Fortunately, if you followgoodlaboratory and sampling practices, it can be fairly straightforward to minimise the risks of contamination. In the field, it may be important to wear a clean pair of gloves to collect each sample, to only open a single sample tube at a time etc. Once you get your head around it, it becomes second nature. Likewise, if you’re doing lab work, make sure you understand what is expected of you in each laboratory.

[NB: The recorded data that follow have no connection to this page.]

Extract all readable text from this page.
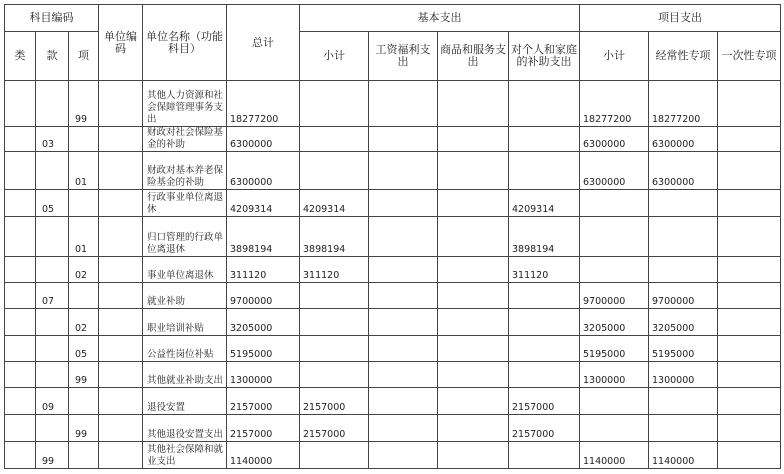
科目编码			单位编码	单位名称（功能科目）	总计	基本支出				项目支出		
类	款	项				小计	工资福利支出	商品和服务支出	对个人和家庭的补助支出	小计	经常性专项	一次性专项
		99		其他人力资源和社会保障管理事务支出	18277200					18277200	18277200	
	03			财政对社会保险基金的补助	6300000					6300000	6300000	
		01		财政对基本养老保险基金的补助	6300000					6300000	6300000	
	05			行政事业单位离退休	4209314	4209314			4209314			
		01		归口管理的行政单位离退休	3898194	3898194			3898194			
		02		事业单位离退休	311120	311120			311120			
	07			就业补助	9700000					9700000	9700000	
		02		职业培训补贴	3205000					3205000	3205000	
		05		公益性岗位补贴	5195000					5195000	5195000	
		99		其他就业补助支出	1300000					1300000	1300000	
	09			退役安置	2157000	2157000			2157000			
		99		其他退役安置支出	2157000	2157000			2157000			
	99			其他社会保障和就业支出	1140000					1140000	1140000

All of the work I do with degraded environmental samples at the University of Canberra takes place in a dedicated Trace DNA Laboratory – similar facilities exist elsewhere in labs that handle trace or forensic samples, or ancient DNA. There are strict rules about which rooms samples and DNA can be taken into and which order the work can be done in. DNA extraction from samples that are particularly sensitive to contamination is done in a laminar flow hood that can be UV irradiated after each use. Every batch of DNA extractions and PCRs is monitored for contamination. If you’ve been in the post-PCR labs, you have to leave, shower and change into clean clothes before you can re-enter the Trace Lab. It may seem extreme, but it means that we rarely have to discard samples or repeat DNA extractions and PCRs because of contamination. Which means we can analyse more samples before we run out of money!